特に一定の低い音(空調など)は、人間の耳が慣れて意識から消えるため、気づかないまま録り続けてしまいます。
対策
- 録音前に5秒だけ黙って、部屋の音を聞いてみる
- 可能なら空調を弱める
- 窓を閉める
「5秒黙る」は簡単ですが効果的です。会話がない状態にすると、それまで聞こえていなかった音が急に聞こえます。
4. 固有名詞と社内用語(影響:中)
これはAIの限界に近い部分です。
- 社内の略語(「サンパツ」=3部発注、など)
- 商品名、プロジェクト名
- 参加者の名字
AIは一般的な日本語として最も近い言葉に変換します。「弊社のBS」が「弊社のビーエス」になったり、まったく別の語になったりします。
対策
完全に防ぐことはできません。 割り切って、後から直すのが現実的です。
会議中に固有名詞をメモしておき、文字起こし後に一括置換すれば数分で終わります。頻出する語をリスト化しておくと、毎回の作業が軽くなります。
5. 録音形式と音量(影響:小〜中)
意外と見落とされるのが、そもそも音が小さすぎるケースです。
スマホを机に伏せて置いていた、マイクの穴を手で塞いでいた、といった物理的な問題も珍しくありません。
対策
本番前に10秒のテスト録音をして、再生して確認する。
これが最も確実で、最も実行されていない対策です。1時間の会議を録り終えてから無音だと気づいたときの損失を考えれば、10秒は安い投資です。
影響度のまとめ
| 原因 | 影響 | 対策の手軽さ |
|---|---|---|
| マイクが遠い | 大 | すぐできる |
| 同時に話す | 大 | 進行の工夫が要る |
| 背景の雑音 | 中 | すぐできる |
| 固有名詞 | 中 | 事後修正で対応 |
| 音量・形式 | 小〜中 | テスト録音で防げる |
機材にお金をかけるべきか
まずは置き方を変えてみてください。 無料でできて、効果が最も大きいのはマイクの位置です。
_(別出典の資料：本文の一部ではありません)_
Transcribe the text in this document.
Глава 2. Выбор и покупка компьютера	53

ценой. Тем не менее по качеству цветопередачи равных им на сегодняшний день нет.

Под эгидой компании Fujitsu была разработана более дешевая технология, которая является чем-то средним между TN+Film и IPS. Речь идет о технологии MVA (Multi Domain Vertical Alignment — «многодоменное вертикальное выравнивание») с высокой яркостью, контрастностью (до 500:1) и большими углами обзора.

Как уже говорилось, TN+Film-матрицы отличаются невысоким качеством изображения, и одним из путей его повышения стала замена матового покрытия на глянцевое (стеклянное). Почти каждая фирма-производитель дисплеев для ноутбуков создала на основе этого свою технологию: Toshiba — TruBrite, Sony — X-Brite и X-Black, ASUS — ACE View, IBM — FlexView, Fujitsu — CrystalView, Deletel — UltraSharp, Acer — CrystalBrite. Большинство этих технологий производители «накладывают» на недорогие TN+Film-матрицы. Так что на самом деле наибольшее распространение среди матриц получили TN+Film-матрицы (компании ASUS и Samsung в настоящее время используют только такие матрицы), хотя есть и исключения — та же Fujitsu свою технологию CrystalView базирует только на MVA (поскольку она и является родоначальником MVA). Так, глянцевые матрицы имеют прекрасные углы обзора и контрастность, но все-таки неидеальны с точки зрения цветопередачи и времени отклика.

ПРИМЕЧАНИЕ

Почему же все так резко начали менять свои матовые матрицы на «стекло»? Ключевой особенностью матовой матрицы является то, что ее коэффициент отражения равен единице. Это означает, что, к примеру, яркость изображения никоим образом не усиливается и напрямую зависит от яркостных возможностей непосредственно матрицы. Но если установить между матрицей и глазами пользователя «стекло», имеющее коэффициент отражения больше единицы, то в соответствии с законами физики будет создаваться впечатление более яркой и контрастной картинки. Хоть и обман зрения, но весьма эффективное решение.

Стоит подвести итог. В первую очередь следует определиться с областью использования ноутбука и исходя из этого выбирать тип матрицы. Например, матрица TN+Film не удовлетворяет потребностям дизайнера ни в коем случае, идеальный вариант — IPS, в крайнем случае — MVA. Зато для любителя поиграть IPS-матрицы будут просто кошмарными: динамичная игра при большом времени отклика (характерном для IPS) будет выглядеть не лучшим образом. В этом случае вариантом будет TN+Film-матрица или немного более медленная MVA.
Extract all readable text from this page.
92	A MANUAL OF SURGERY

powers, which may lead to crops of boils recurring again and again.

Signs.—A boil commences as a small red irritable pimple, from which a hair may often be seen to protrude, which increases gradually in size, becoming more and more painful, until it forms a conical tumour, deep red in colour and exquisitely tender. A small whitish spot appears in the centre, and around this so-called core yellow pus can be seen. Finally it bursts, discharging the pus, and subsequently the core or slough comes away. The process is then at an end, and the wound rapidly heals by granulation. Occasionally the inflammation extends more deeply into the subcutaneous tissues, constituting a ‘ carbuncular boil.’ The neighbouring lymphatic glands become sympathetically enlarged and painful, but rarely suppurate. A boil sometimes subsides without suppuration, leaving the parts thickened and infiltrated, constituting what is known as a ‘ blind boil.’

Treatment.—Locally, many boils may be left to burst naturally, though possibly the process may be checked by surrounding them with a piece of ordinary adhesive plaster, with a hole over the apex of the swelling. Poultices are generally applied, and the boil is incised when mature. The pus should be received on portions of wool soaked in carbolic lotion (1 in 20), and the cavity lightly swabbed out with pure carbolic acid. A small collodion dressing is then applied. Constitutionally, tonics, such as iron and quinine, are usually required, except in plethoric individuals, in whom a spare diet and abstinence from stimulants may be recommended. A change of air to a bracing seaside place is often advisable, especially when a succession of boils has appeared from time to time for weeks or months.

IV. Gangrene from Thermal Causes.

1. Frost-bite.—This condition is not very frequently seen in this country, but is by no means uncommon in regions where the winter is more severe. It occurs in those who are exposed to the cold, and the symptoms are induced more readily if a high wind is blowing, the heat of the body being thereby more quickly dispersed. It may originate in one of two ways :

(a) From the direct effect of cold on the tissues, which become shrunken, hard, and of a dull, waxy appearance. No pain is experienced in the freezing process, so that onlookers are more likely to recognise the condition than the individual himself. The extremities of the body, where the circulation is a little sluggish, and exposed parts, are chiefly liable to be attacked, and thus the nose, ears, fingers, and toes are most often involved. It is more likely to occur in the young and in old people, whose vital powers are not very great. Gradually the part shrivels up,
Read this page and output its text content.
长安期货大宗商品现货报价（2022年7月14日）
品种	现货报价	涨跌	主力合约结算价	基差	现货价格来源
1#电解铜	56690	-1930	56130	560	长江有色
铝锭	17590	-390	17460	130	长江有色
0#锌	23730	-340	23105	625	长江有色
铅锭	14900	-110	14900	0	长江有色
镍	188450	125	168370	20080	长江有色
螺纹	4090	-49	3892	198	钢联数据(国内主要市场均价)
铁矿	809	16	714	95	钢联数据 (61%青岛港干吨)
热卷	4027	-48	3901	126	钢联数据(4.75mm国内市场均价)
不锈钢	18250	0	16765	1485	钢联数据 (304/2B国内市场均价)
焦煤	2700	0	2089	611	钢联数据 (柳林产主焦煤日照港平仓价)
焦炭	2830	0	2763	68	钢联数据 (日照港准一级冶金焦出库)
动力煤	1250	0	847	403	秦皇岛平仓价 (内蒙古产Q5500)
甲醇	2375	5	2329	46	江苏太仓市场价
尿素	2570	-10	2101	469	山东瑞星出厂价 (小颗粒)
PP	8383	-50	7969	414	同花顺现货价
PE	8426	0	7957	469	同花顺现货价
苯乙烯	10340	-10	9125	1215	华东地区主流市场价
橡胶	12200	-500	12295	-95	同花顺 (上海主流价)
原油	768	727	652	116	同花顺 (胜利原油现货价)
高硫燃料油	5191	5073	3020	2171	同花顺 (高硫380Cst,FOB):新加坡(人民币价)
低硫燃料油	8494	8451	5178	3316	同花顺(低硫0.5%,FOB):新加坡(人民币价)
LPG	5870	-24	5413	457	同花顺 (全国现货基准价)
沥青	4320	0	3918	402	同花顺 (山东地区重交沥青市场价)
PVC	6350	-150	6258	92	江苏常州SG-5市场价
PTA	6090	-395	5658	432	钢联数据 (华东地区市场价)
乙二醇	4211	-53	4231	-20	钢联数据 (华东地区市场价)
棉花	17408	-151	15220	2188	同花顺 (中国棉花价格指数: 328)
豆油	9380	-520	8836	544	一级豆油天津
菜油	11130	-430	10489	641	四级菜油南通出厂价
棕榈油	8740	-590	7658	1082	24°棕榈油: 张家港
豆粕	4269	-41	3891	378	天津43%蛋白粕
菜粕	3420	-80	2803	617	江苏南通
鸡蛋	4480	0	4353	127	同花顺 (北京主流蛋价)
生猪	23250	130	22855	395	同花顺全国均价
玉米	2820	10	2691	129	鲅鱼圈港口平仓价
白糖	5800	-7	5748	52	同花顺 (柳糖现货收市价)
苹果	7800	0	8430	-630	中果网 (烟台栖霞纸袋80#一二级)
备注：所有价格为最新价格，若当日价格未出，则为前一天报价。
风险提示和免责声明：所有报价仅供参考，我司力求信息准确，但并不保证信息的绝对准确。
それでも足りない場合、会議用のUSBマイクは有効な投資です。数千円のものでもノートPC内蔵マイクとは明確に違います。会議が多い部署なら、1台あるだけで議事録作成の時間が変わってきます。
ただし、高価な機材を買っても、置き方が悪ければ意味がありません。順番としては、置き方 → 進め方 → 機材、です。
AIに期待していいこと、いけないこと
期待していいこと
- 一般的な日本語の会話を高い精度で文字にする
- 話者を区別する
- 要点をまとめる
期待できないこと
- 社内でしか通じない用語の正しい変換
- 「検討します」が前向きか後ろ向きかの判断
- 発言されなかった前提の補完
つまりAIの出力は下書きとして優秀であり、そのまま配布するものではありません。5分だけ目を通して直すという使い方が、いまのところ最も現実的です。ゼロから書くのに比べれば、それでも作業時間は桁違いに短くなります。
まとめ
- 影響が最も大きいのはマイクの距離。距離が半分になれば音のエネルギーは4倍になる
- 発言が重なると音声は1つの波形になる。ミュートと、一呼吸おいてから話す進行で防ぐ
- 空調のような一定の低い音は耳が慣れて気づかない。録音前に5秒黙って部屋の音を聞く
- 固有名詞と社内用語は完全には防げない。会議中にメモし、あとから一括置換する
- 音が小さい、録れていないという事故は、本番前の10秒のテスト録音で防げる
- 手をつける順番は置き方 → 進め方 → 機材。高価な機材でも置き方が悪ければ意味がない
この順番を守れば、機材を買わなくても精度は上がります。それでも足りないときに、はじめて機材を検討してください。